These Mocha Eggnog Cheesecake Bars are a delicious combination of eggnog, toffee bits, coffee and cream cheese, paired with a scrumptious Oreo cookie crust! They are the perfect addition to your holiday baking tray.
Preheat oven to 350 degrees. Coat a 9X13X2 inch baking dish with non-stick cooking spray (or line with parchment paper).
Mix melted butter and Oreo baking crumbs together until well incorporated. Press into bottom of pan.
Meanwhile, heat eggnog for approximately 1 minute in microwave, remove then dissolve coffee granules in eggnog.
In a large bowl or the bowl of a stand mixer or with an eletric hand mixer, beat cream cheese with a mixer on medium speed until fluffy, about 2 minutes. Add white granulated sugar, brown sugar, eggs eggnog mixed with coffee, flour, and, cinnamon; beat until smooth. Fold in Skor bits.
Pour cheesecake filling over crust. Bake until set 20 - 30 minutes or until cake tester comes out clean. *25 minutes was perfect for me!

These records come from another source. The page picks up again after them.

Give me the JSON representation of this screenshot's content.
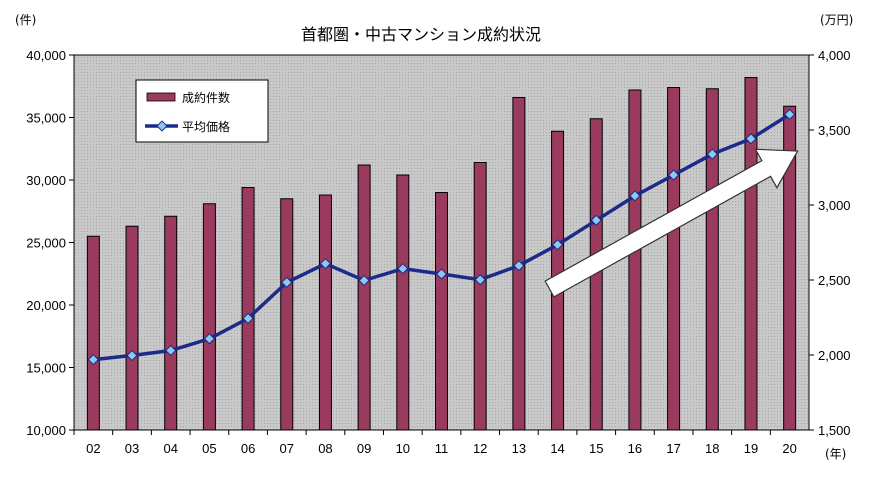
{
  "chart_data": {
    "type": "bar",
    "title": "首都圏・中古マンション成約状況",
    "y_left_unit": "(件)",
    "y_right_unit": "(万円)",
    "x_unit": "(年)",
    "categories": [
      "02",
      "03",
      "04",
      "05",
      "06",
      "07",
      "08",
      "09",
      "10",
      "11",
      "12",
      "13",
      "14",
      "15",
      "16",
      "17",
      "18",
      "19",
      "20"
    ],
    "ylim_left": [
      10000,
      40000
    ],
    "ylim_right": [
      1500,
      4000
    ],
    "yticks_left": [
      "10,000",
      "15,000",
      "20,000",
      "25,000",
      "30,000",
      "35,000",
      "40,000"
    ],
    "yticks_right": [
      "1,500",
      "2,000",
      "2,500",
      "3,000",
      "3,500",
      "4,000"
    ],
    "series": [
      {
        "name": "成約件数",
        "type": "bar",
        "axis": "left",
        "values": [
          25500,
          26300,
          27100,
          28100,
          29400,
          28500,
          28800,
          31200,
          30400,
          29000,
          31400,
          36600,
          33900,
          34900,
          37200,
          37400,
          37300,
          38200,
          35900
        ]
      },
      {
        "name": "平均価格",
        "type": "line",
        "axis": "right",
        "values": [
          1969,
          1997,
          2030,
          2108,
          2244,
          2484,
          2609,
          2497,
          2576,
          2540,
          2502,
          2596,
          2735,
          2898,
          3061,
          3200,
          3339,
          3442,
          3604
        ]
      }
    ],
    "colors": {
      "bar": "#9b3a5f",
      "line": "#1c2a8a",
      "marker": "#8ec8ec",
      "plot_bg": "#c8c8c8",
      "arrow": "#ffffff"
    },
    "grid": false,
    "legend": "top-left inside plot",
    "annotation": "upward arrow"
  }
}
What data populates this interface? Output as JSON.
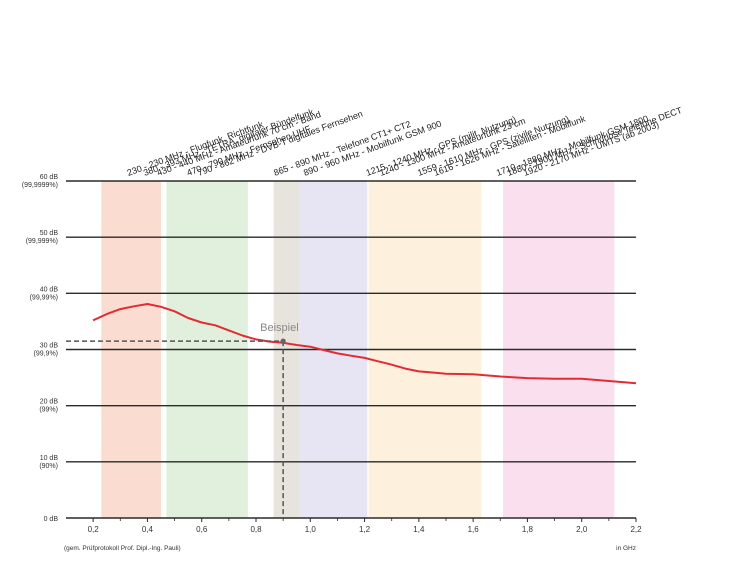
{
  "chart_data": {
    "type": "line",
    "xlabel": "in GHz",
    "xlim": [
      0.1,
      2.2
    ],
    "ylim": [
      0,
      60
    ],
    "x_ticks": [
      "0,2",
      "0,4",
      "0,6",
      "0,8",
      "1,0",
      "1,2",
      "1,4",
      "1,6",
      "1,8",
      "2,0",
      "2,2"
    ],
    "y_ticks": [
      {
        "value": 0,
        "db": "0 dB",
        "pct": ""
      },
      {
        "value": 10,
        "db": "10 dB",
        "pct": "(90%)"
      },
      {
        "value": 20,
        "db": "20 dB",
        "pct": "(99%)"
      },
      {
        "value": 30,
        "db": "30 dB",
        "pct": "(99,9%)"
      },
      {
        "value": 40,
        "db": "40 dB",
        "pct": "(99,99%)"
      },
      {
        "value": 50,
        "db": "50 dB",
        "pct": "(99,999%)"
      },
      {
        "value": 60,
        "db": "60 dB",
        "pct": "(99,9999%)"
      }
    ],
    "grid": true,
    "series": [
      {
        "color": "#e32b33",
        "x": [
          0.2,
          0.25,
          0.3,
          0.35,
          0.4,
          0.45,
          0.5,
          0.55,
          0.6,
          0.65,
          0.7,
          0.75,
          0.8,
          0.85,
          0.9,
          0.95,
          1.0,
          1.05,
          1.1,
          1.15,
          1.2,
          1.25,
          1.3,
          1.35,
          1.4,
          1.45,
          1.5,
          1.6,
          1.7,
          1.8,
          1.9,
          2.0,
          2.1,
          2.2
        ],
        "y": [
          35.2,
          36.3,
          37.2,
          37.7,
          38.1,
          37.6,
          36.8,
          35.6,
          34.8,
          34.3,
          33.4,
          32.5,
          31.8,
          31.4,
          31.2,
          30.8,
          30.5,
          29.9,
          29.3,
          28.9,
          28.5,
          27.9,
          27.3,
          26.6,
          26.1,
          25.9,
          25.7,
          25.6,
          25.2,
          24.9,
          24.8,
          24.8,
          24.4,
          24.0
        ]
      }
    ],
    "bands": [
      {
        "from": 0.23,
        "to": 0.45,
        "color": "#fbdcd0"
      },
      {
        "from": 0.47,
        "to": 0.77,
        "color": "#e1f0dc"
      },
      {
        "from": 0.865,
        "to": 0.96,
        "color": "#e6e4dd"
      },
      {
        "from": 0.96,
        "to": 1.21,
        "color": "#e7e4f4"
      },
      {
        "from": 1.215,
        "to": 1.63,
        "color": "#fdf0dd"
      },
      {
        "from": 1.71,
        "to": 2.12,
        "color": "#fae0ef"
      }
    ],
    "annotation": {
      "label": "Beispiel",
      "x": 0.9,
      "y": 31.5
    },
    "frequency_labels": [
      {
        "text": "230 - 230 MHz - Flugfunk, Richtfunk",
        "at": 0.33
      },
      {
        "text": "380 - 393 MHz - TETRA, digitaler Bündelfunk",
        "at": 0.39
      },
      {
        "text": "430 - 440 MHz - Amateurfunk 70 cm - Band",
        "at": 0.44
      },
      {
        "text": "470 - 790 MHz - Fernsehen UHF",
        "at": 0.55
      },
      {
        "text": "790 - 862 MHz - DVB-T digitales Fernsehen",
        "at": 0.59
      },
      {
        "text": "865 - 890 MHz - Telefone CT1+ CT2",
        "at": 0.87
      },
      {
        "text": "890 - 960 MHz - Mobilfunk GSM 900",
        "at": 0.98
      },
      {
        "text": "1215 - 1240 MHz - GPS (milit. Nutzung)",
        "at": 1.21
      },
      {
        "text": "1240 - 1300 MHz - Amateurfunk 23 cm",
        "at": 1.26
      },
      {
        "text": "1559 - 1610 MHz - GPS (zivile Nutzung)",
        "at": 1.4
      },
      {
        "text": "1616 - 1626 MHz - Satelliten - Mobilfunk",
        "at": 1.46
      },
      {
        "text": "1710 - 1880 MHz - Mobilfunk GSM 1800",
        "at": 1.69
      },
      {
        "text": "1880 - 1900 MHz - Schnurlose Telefone DECT",
        "at": 1.73
      },
      {
        "text": "1920 - 2170 MHz - UMTS (ab 2003)",
        "at": 1.79
      }
    ],
    "footnote": "(gem. Prüfprotokoll Prof. Dipl.-Ing. Pauli)"
  }
}
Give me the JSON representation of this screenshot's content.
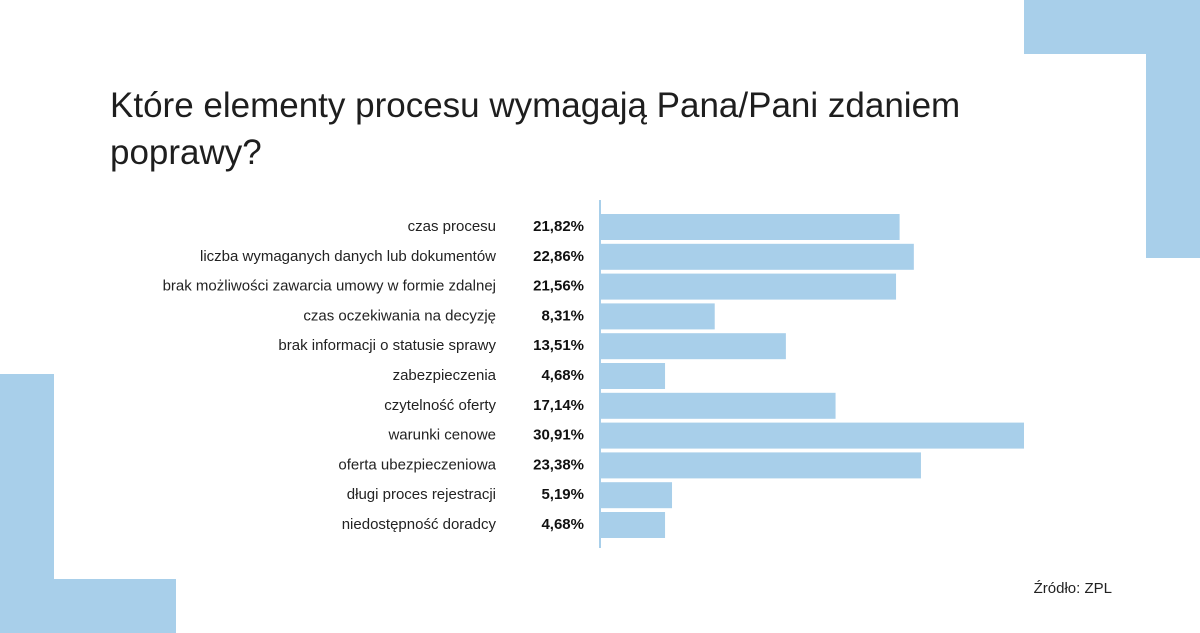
{
  "title": "Które elementy procesu wymagają Pana/Pani zdaniem poprawy?",
  "source": "Źródło: ZPL",
  "colors": {
    "bar": "#a8cfea",
    "decoration": "#a8cfea",
    "axis": "#a8cfea"
  },
  "chart_data": {
    "type": "bar",
    "orientation": "horizontal",
    "title": "Które elementy procesu wymagają Pana/Pani zdaniem poprawy?",
    "categories": [
      "czas procesu",
      "liczba wymaganych danych lub dokumentów",
      "brak możliwości zawarcia umowy w formie zdalnej",
      "czas oczekiwania na decyzję",
      "brak informacji o statusie sprawy",
      "zabezpieczenia",
      "czytelność oferty",
      "warunki cenowe",
      "oferta ubezpieczeniowa",
      "długi proces rejestracji",
      "niedostępność doradcy"
    ],
    "values": [
      21.82,
      22.86,
      21.56,
      8.31,
      13.51,
      4.68,
      17.14,
      30.91,
      23.38,
      5.19,
      4.68
    ],
    "value_labels": [
      "21,82%",
      "22,86%",
      "21,56%",
      "8,31%",
      "13,51%",
      "4,68%",
      "17,14%",
      "30,91%",
      "23,38%",
      "5,19%",
      "4,68%"
    ],
    "xlim": [
      0,
      30.91
    ],
    "grid": false,
    "legend": "none"
  }
}
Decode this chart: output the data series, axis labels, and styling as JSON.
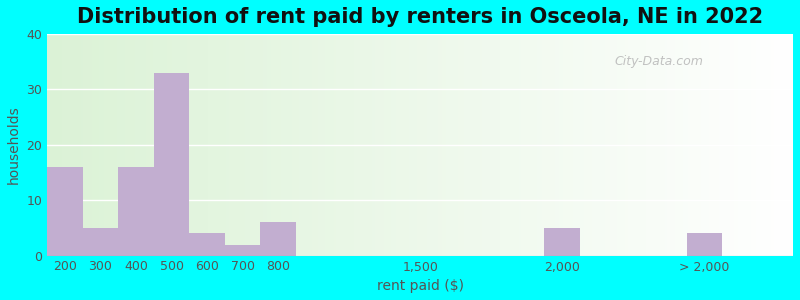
{
  "title": "Distribution of rent paid by renters in Osceola, NE in 2022",
  "xlabel": "rent paid ($)",
  "ylabel": "households",
  "background_color": "#00FFFF",
  "bar_color": "#c2aed0",
  "categories": [
    "200",
    "300",
    "400",
    "500",
    "600",
    "700",
    "800",
    "1,500",
    "2,000",
    "> 2,000"
  ],
  "values": [
    16,
    5,
    16,
    33,
    4,
    2,
    6,
    0,
    5,
    4
  ],
  "ylim": [
    0,
    40
  ],
  "yticks": [
    0,
    10,
    20,
    30,
    40
  ],
  "title_fontsize": 15,
  "axis_label_fontsize": 10,
  "tick_fontsize": 9,
  "watermark_text": "City-Data.com",
  "bar_positions": [
    0,
    1,
    2,
    3,
    4,
    5,
    6,
    10,
    14,
    18
  ],
  "bar_width": 1.0,
  "xlim_left": -0.5,
  "xlim_right": 20.5
}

Cool on a wire rack then cut into 16 bars.
Garnish
Sprinkle powdered sugar, additional cinnamon and additional toffee bits on top. Place a chocolate covered espresso bean on top.
Notes
Tips for Success:
Use high quality ingredients. If I'm using light cream cheese, I use name brand because the no name cream cheese tends to be more watery.
Don't overmix. Like with any cheesecake batter, you don't want to overmix it. Overmixed cheesecake can rise, then fall and crack from excess air.
Use a cake tester to check for doneness. Insert the cake tester and if it comes out clean, the eggnog cheesecake bars are ready!
Make sure your cream cheese and eggs are at room temperature. Room temperature cream cheese and eggs ensure that your cheesecake filling will be smooth and lump-free!
🌡️StorageYou can store this eggnog cheesecake bar in the fridge in an airtight container for up to 3 days.It can be frozen in a sealed container for up to 3 months.